The Austrian riders Stefan Denifl and Georg Preidler and the Croatian, Kristijan Durasek, were all handed four-year bans, while Slovenian riders Kristijan Koren and Borut Bozic both received two-year bans.

In May this year, Danilo Hondo, the retired former German road race champion, admitted to ARD that he had paid Schmidt €30,000 for blood transfusions in 2011, his confession leading to him being sacked as a coach to the Swiss national cycling federation.

Operation Aderlass – the name means ‘bloodletting’ in German – first hit the headlines after a number of arrests were made at the Nordic World Ski Championships in Austria in February.
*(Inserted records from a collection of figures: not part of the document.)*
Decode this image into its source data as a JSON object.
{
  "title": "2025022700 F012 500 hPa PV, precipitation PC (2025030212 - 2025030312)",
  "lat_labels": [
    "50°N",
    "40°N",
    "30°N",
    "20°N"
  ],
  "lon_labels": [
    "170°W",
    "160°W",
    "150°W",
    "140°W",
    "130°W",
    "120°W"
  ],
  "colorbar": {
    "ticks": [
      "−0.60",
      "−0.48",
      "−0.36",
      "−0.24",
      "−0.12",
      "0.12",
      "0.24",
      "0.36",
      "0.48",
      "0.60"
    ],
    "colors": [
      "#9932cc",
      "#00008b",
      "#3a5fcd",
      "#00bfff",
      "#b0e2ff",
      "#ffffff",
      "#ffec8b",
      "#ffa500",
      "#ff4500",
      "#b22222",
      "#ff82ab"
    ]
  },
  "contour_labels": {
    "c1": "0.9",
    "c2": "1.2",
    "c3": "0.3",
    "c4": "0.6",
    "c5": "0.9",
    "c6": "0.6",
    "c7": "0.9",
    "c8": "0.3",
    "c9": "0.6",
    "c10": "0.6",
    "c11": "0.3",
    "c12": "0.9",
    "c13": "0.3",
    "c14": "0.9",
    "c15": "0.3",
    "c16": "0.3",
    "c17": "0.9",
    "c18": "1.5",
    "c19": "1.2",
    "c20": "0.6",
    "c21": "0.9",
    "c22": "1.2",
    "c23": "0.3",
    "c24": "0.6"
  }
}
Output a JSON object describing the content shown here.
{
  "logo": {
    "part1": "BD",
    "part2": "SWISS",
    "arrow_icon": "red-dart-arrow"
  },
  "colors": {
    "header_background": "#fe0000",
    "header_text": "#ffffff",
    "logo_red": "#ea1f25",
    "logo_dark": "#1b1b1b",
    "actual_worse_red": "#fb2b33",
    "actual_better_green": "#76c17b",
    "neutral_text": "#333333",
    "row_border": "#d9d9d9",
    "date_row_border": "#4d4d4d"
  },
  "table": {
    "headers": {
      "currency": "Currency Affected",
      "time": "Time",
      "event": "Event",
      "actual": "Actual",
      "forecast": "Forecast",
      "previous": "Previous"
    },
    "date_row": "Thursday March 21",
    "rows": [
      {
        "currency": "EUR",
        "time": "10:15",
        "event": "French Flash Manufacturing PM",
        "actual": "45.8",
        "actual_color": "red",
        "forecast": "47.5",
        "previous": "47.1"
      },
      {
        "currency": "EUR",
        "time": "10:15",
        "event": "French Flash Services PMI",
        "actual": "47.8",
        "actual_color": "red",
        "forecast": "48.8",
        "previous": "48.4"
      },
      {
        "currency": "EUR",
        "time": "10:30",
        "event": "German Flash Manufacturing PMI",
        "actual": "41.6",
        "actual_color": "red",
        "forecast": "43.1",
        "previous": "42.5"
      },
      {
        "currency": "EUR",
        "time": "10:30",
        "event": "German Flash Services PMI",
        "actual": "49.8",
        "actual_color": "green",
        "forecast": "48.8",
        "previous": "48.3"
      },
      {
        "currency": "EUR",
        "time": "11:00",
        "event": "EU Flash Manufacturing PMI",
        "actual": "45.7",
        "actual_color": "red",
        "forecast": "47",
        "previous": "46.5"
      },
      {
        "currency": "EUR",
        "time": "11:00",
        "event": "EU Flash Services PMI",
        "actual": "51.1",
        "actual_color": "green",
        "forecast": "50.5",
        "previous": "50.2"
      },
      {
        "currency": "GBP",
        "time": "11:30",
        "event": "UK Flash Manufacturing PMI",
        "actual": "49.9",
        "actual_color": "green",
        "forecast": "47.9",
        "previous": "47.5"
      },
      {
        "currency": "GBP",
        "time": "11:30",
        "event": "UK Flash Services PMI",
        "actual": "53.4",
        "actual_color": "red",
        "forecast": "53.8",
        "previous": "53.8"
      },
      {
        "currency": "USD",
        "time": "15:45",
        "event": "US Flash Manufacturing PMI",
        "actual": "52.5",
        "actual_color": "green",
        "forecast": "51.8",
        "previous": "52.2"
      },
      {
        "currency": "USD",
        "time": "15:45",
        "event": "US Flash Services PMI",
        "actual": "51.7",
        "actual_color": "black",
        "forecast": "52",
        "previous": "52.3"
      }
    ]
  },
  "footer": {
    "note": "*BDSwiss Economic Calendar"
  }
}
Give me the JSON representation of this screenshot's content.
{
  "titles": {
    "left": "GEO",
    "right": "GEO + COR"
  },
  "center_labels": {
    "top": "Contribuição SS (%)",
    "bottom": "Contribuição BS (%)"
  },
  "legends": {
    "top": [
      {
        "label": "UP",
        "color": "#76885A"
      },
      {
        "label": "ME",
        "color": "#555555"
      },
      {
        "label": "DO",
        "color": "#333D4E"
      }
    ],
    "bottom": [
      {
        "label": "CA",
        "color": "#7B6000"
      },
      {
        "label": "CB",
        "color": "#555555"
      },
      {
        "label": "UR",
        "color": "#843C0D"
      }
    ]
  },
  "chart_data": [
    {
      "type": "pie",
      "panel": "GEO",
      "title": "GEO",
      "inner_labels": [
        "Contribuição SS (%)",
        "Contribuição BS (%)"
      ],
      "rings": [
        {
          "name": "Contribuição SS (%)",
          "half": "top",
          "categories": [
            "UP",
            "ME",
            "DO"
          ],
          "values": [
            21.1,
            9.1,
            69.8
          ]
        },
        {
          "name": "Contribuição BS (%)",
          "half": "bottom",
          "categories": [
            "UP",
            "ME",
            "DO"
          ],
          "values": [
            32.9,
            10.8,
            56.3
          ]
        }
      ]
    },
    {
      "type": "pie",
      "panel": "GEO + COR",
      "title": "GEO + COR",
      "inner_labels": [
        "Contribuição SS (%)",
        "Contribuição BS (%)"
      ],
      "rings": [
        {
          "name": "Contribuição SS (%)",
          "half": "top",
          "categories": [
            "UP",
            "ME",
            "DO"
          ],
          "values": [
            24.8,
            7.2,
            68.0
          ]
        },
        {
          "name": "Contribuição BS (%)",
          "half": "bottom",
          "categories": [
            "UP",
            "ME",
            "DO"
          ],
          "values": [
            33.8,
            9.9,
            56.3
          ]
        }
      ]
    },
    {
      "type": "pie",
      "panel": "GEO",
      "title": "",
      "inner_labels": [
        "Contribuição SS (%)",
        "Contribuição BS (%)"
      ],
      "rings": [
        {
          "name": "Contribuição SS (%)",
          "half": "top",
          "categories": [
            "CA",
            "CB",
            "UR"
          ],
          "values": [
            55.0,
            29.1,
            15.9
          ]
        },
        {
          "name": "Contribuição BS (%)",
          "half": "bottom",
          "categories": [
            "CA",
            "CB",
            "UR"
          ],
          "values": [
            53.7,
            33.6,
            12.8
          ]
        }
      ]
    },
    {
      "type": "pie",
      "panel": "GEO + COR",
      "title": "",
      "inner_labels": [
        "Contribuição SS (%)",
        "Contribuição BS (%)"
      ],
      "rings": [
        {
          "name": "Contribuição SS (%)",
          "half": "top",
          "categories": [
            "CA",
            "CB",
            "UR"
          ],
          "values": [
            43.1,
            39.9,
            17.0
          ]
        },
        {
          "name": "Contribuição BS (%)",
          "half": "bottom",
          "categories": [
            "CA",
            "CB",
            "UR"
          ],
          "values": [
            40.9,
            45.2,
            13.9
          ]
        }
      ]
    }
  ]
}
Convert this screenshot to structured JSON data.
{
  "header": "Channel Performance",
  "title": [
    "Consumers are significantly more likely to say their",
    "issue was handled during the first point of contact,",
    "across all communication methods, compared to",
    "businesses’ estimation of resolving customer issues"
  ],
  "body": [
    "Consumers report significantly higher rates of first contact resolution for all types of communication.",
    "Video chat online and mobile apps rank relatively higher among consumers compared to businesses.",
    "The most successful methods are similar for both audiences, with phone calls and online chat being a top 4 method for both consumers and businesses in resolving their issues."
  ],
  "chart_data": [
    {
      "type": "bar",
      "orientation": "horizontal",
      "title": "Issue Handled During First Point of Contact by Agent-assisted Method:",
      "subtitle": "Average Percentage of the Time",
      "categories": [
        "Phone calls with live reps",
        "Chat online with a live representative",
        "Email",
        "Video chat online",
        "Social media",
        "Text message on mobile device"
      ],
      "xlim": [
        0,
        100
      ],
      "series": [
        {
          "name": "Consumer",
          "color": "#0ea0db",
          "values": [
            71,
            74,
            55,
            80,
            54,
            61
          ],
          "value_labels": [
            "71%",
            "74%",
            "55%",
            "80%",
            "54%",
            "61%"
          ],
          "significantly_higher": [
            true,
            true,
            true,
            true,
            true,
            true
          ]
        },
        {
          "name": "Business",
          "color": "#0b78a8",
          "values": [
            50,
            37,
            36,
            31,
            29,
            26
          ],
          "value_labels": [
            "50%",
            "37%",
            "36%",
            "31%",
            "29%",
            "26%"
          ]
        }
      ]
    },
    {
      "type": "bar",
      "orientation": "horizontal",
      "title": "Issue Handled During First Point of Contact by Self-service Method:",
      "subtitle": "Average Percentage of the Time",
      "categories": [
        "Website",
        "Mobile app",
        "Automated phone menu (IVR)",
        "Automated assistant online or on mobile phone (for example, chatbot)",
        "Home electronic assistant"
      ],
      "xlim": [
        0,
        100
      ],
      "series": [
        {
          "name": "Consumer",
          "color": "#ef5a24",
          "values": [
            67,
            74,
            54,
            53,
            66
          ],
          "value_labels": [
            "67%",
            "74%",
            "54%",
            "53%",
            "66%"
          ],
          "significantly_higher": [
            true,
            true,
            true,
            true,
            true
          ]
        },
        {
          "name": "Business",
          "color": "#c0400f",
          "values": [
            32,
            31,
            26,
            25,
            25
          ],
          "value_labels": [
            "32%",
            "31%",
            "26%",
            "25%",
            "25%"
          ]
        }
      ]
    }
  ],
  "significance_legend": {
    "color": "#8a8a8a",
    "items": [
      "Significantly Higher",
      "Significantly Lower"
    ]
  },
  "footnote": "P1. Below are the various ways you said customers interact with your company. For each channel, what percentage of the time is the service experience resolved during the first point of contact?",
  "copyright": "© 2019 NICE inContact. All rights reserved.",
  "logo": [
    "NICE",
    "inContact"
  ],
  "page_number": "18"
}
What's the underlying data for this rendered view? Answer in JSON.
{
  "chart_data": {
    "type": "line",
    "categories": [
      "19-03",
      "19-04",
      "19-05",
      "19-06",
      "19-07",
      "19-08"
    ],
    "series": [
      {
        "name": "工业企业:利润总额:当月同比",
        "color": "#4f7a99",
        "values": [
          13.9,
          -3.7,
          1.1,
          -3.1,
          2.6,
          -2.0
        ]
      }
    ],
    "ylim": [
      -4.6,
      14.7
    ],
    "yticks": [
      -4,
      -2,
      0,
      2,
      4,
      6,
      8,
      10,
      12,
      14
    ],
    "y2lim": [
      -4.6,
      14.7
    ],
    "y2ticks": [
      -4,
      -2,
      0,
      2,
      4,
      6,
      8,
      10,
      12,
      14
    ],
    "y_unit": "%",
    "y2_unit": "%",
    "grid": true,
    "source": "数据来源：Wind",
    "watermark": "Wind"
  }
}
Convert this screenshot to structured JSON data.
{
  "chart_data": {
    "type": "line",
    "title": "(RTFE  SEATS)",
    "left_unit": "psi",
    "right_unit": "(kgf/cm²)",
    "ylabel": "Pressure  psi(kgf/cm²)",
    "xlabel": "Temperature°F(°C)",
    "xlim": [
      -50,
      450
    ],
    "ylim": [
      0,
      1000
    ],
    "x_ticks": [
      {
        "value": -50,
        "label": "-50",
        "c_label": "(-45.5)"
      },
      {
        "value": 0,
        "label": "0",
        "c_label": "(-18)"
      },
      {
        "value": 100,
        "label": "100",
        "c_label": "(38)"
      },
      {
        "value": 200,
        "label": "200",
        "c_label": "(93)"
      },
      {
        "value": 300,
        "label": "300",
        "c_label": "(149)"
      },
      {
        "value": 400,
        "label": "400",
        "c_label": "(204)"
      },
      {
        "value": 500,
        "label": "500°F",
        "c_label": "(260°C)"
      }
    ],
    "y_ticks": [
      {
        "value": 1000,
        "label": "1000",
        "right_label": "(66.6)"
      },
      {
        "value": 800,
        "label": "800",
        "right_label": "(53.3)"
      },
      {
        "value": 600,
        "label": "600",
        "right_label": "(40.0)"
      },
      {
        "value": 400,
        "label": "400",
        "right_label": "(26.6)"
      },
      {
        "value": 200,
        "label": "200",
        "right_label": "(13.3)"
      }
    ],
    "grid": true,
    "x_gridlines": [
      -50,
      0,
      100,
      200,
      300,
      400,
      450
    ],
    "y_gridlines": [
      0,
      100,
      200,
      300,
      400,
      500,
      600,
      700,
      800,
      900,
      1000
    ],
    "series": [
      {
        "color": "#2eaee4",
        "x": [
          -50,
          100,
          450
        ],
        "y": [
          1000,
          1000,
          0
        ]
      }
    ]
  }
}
In its latest update on the investigation, which aired last night, ARD claimed that Schmidt worked with athletes in a number of sports and that contact, often at motorway service stations, would be arranged via text message using Slovenian SIM cards to try and keep the conversations secret.

The doctor would introduce himself by SMS to potential new clients with a message saying, “I’m the guy with the cool bag,” it is alleged.

A number of athletes who competed at last year’s Sochi Winter Olympic Games in South Korea were clients of Schmidt’s, the broadcaster claims.

It says that given the impracticalities of taking a flight to South Korea with blood bags in his possession – something that would be bound to raise suspicions – Schmidt hit upon a novel solution.

According to the broadcaster, the athlete would be injected with treated blood close to Frankfurt Airport shortly before departing for the Games, and would undertake the long-haul flight with excessive amounts of blood in their bodies, with the obvious health risk that brings.

Once in South Korea, the amount of blood they had been supplied with would be removed, then reinjected shortly before they competed.

Last week, public prosecutors in Munich brought charges against Schmidt and four assistants accusing them of “commercial and, in some cases, banned use of prohibited doping methods” or abetting such methods, and also charged the doctor with suspicion of causing dangerous bodily harm.